Whitehouse, who recently introduced the Conflicts from Political Fundraising Act, said Republicans are trying to “protect the anonymity” of special interest spending in politics because they “depend” on the money.

“That’s a fight we are eager to have, and in the pressure of that fight they might decide that they have to listen to the public for once and not their big, dark-money donors,” Whitehouse said.

According to Whitehouse’s office, the new legislation “would require presidentially appointed executive branch officials to disclose whether they have solicited donations for or contributed funds to political action committees (PACs), political nonprofits, and industry trade associations.”

Sen. Tom Udall (D-N.M.) said he hopes the Republicans move toward “full disclosure” rules in the political process.

“There’s so much of this dark money and it’s growing every year, and we want to make sure that there’s full disclosure so the people know who individuals are acting on behalf of,” he said. “Transparency and sunlight really make a difference.”

In a press release about the proposed legislation, Whitehouse’s office argued that the bill would “prevent potentially serious conflicts of interest for cabinet secretaries and other top executive branch officials who may be charged with regulating the very donors who propelled their political careers.”
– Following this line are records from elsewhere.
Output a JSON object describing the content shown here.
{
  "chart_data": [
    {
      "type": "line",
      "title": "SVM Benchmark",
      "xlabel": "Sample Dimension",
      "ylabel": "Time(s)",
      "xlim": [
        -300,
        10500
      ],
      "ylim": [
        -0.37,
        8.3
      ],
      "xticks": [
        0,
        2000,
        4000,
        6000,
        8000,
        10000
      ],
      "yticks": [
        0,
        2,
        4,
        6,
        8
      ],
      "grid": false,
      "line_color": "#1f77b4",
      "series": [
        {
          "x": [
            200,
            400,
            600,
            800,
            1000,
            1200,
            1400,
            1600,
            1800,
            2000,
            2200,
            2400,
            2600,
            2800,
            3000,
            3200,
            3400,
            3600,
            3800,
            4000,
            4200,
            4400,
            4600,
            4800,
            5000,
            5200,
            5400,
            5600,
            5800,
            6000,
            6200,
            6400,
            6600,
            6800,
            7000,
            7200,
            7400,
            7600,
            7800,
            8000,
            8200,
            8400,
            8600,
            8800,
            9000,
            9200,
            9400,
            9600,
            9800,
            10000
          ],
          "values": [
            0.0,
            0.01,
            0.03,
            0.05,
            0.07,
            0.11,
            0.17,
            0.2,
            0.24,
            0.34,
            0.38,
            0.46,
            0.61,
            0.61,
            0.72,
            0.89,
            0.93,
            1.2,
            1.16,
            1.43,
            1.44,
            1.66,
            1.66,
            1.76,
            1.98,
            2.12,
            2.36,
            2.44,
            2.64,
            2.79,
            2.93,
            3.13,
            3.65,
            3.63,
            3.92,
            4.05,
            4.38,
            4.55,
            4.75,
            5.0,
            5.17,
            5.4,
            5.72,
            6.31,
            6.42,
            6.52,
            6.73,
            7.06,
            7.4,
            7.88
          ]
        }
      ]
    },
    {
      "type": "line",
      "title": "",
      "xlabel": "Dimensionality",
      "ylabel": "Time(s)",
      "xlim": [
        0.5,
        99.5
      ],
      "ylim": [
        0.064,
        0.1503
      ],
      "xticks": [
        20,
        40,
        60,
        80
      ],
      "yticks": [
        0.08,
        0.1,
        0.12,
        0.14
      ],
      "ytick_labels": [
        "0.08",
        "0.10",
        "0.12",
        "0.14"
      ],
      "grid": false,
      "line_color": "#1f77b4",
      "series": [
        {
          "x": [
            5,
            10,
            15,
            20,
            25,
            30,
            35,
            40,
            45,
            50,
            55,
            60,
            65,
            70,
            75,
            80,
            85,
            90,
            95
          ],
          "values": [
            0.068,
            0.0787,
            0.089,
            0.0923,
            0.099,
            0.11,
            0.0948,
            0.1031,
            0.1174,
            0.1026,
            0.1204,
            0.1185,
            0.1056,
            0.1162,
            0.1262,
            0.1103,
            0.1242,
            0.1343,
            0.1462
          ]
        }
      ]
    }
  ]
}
Rep. Ted Deutch (D-Fla.) introduced the House version of the Conflicts from Political Fundraising Act.

“The level of big money political activity by Trump cabinet nominees was outrageous, but somehow we weren’t allowed to see exactly who they were working for and how much money they were flooding our elections with,” Deutch said. “We need these disclosures to ensure that agency heads and others won’t put their political connections above the interests of the American people.”

PJM asked Whitehouse and Deutch if they think individuals who have made a set amount of political donations should be disqualified from serving in high-level positions in the federal government.

“Look, the question you asked raises the fundamental question of where we are in a post-Citizens United world and the goal all of us share is getting big money out of politics,” Deutch replied.

“In a perfect world, cabinet positions wouldn’t be for sale to billionaire campaign donors, but even in an imperfect world the public should at least know what connections cabinet officials have to big special interests,” Whitehouse responded.

Whitehouse said there’s a separate question that should be asked of the current administration.

“A separate question is why Trump is choosing billionaires and what private understandings might have been reached with them about continued support should he run for re-election?” he said.